The 2002 Budapest Open Access Initiative (BOAI) defines OA as making content both free to read and free to reuse. Some definitions are less strict and consider as OA the research literature free to read online.
From these definitions, many different types of OA have coevolved. It is therefore important to consider OA as a spectrum of different economic models, whose diversity tends to complicate the current societal discussions about OA.
Different models of OA
Two main types prevail in the OA world: The Gold and Green OA (see diagram below).

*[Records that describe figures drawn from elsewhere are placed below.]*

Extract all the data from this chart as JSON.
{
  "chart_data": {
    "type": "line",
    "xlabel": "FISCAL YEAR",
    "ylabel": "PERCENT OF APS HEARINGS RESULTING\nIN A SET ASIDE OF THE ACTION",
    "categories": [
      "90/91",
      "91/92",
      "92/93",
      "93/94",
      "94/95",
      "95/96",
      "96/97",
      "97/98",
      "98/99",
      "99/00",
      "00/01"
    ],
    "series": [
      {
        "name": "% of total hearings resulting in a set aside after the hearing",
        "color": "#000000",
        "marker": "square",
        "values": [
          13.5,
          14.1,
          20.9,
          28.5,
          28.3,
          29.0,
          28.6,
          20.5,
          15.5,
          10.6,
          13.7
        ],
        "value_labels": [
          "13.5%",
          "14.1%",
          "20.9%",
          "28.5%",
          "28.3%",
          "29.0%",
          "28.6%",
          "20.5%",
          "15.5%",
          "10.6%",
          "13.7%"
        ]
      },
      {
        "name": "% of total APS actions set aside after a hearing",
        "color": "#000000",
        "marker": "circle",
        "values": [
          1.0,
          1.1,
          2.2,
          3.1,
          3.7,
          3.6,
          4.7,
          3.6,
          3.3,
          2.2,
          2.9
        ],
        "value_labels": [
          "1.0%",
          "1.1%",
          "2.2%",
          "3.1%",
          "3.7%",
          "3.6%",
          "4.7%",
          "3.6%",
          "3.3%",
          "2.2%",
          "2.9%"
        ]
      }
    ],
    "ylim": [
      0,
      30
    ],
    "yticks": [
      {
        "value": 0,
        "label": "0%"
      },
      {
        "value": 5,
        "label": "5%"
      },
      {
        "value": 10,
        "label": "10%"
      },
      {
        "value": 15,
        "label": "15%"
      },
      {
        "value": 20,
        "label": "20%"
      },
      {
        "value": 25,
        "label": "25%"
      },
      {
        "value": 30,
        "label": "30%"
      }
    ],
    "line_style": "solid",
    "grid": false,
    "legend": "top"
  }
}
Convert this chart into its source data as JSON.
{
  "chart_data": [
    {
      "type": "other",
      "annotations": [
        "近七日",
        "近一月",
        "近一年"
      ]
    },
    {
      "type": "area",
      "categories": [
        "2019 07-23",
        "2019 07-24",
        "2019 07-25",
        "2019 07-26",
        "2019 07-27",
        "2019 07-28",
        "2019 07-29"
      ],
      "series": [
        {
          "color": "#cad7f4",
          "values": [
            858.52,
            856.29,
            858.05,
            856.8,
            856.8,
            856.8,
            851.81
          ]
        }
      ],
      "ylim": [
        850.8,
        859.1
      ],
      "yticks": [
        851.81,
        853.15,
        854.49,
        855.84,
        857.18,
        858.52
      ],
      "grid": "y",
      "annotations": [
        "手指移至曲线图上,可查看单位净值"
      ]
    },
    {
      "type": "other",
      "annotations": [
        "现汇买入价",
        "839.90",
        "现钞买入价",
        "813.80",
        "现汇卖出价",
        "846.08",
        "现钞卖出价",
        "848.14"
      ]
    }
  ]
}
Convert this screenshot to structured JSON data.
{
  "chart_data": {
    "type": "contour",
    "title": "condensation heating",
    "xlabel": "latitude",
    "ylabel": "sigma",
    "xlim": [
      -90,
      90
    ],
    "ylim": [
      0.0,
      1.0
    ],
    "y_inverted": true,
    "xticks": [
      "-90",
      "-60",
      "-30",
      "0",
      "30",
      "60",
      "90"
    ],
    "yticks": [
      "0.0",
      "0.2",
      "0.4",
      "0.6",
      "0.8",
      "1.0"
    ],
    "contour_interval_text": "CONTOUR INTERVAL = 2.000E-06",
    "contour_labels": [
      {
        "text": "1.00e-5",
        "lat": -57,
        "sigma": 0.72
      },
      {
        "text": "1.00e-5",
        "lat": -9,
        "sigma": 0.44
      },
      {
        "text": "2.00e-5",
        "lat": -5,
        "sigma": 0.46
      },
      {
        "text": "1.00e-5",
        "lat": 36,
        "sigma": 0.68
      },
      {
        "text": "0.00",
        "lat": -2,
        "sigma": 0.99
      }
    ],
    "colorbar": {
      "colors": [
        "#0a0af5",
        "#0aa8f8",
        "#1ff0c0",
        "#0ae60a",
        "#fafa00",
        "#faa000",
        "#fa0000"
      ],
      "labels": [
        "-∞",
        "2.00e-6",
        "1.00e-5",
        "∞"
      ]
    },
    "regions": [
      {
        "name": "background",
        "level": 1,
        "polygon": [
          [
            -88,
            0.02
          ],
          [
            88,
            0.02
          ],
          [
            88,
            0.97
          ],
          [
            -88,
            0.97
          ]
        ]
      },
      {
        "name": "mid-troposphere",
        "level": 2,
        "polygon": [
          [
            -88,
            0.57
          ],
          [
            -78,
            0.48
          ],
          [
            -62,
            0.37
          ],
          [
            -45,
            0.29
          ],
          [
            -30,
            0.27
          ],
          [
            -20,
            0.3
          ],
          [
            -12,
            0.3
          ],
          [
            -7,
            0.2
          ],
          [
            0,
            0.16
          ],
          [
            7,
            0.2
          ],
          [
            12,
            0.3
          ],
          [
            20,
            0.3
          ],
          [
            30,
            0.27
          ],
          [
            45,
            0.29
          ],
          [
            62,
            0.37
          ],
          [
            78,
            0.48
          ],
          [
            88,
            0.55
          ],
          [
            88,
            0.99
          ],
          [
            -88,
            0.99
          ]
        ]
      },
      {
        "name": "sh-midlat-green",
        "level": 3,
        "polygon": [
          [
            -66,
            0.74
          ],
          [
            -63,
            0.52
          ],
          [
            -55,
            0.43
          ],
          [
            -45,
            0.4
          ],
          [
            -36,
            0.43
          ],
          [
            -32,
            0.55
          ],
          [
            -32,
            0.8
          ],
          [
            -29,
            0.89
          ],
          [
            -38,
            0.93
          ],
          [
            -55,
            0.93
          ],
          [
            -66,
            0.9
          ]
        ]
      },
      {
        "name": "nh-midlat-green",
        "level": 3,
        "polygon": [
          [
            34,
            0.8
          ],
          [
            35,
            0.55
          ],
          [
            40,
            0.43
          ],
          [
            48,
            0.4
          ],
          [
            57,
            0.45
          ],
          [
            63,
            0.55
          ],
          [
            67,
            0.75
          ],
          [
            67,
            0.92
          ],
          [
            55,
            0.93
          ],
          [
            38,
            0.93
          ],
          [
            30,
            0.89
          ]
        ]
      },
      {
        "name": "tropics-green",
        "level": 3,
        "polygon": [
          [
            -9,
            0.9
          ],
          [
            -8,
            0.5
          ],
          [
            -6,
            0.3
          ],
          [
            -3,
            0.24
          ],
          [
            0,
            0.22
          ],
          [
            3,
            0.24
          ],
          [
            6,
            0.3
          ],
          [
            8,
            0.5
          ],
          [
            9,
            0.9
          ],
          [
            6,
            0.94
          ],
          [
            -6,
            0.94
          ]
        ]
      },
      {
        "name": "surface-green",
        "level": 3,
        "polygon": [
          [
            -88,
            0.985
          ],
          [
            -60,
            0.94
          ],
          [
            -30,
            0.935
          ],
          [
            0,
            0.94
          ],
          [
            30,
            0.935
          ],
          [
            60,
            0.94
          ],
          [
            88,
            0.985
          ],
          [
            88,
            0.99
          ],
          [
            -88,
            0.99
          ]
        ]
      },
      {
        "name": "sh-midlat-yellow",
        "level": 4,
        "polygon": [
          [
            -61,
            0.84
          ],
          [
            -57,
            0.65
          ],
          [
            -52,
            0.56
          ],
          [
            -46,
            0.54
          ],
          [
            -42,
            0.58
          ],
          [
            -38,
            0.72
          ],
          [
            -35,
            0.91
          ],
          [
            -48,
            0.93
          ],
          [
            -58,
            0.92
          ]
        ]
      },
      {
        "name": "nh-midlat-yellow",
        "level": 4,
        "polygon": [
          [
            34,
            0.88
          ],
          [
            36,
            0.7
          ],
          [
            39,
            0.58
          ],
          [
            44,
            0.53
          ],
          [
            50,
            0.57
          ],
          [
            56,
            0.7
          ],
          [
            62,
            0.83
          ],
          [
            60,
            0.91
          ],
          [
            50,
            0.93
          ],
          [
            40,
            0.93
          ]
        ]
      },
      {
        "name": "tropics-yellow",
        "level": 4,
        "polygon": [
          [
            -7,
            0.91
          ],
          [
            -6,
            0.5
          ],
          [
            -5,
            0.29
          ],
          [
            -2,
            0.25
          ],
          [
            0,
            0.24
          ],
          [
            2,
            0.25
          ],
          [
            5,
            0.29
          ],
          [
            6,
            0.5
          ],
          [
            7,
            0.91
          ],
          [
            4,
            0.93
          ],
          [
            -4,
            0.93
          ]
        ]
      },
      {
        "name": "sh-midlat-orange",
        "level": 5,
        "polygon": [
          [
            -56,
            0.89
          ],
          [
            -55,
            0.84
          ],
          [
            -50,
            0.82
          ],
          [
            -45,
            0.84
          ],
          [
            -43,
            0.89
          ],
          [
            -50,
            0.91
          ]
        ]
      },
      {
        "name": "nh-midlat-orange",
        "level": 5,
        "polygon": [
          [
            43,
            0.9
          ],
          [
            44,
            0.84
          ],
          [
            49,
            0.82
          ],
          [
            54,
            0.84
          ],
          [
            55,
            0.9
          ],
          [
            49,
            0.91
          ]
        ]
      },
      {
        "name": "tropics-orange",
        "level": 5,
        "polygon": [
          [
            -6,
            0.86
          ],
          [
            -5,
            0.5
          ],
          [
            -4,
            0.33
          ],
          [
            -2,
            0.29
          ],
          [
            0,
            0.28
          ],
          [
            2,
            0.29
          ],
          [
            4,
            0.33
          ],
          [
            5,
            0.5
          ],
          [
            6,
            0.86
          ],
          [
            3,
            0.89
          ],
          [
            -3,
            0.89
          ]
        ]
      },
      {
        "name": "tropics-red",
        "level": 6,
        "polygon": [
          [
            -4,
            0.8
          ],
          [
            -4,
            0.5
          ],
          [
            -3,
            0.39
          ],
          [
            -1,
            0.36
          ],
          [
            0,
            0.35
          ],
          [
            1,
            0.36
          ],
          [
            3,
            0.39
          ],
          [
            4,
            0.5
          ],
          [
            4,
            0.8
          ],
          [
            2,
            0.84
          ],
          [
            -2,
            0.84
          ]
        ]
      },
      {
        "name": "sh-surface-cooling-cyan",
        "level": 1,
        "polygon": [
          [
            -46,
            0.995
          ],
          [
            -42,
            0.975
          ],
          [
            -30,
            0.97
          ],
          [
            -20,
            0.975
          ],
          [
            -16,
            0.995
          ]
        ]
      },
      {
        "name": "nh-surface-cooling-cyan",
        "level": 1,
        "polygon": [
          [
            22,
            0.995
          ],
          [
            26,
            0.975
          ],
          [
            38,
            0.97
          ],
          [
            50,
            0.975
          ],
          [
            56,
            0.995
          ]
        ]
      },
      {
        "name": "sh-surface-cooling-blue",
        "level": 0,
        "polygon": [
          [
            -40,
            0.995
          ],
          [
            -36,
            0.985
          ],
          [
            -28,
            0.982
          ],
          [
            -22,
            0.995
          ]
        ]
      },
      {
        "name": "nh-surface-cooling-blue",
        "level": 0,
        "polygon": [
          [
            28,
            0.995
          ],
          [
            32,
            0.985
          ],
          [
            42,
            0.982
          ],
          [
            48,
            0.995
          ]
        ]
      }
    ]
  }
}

In the Gold OA, the publication is made freely available by publishers, either from Day 1 (Direct OA) of after a period called embargo (Delayed OA). Some subscription-based journals also offer the option to make publications freely available in exchange of an article processing charge (APC) paid by the author or the author’s institution. This model of Gold OA is called Hybrid OA. The DOAJ, Directory of Open Access Journals, provides a complete and updated list of all OA journals, with or without APC.
The Green OA means that the authors self-archive their work, in addition to publishing it in a toll-access journal. A copy of the preprint (i.e. work published before peer-reviewing), manuscript or published paper is uploaded either into a personal website, or an institutional or subject-based online archive called repository, such as arXiv for Physics or PubMedCentral for medicine and life sciences.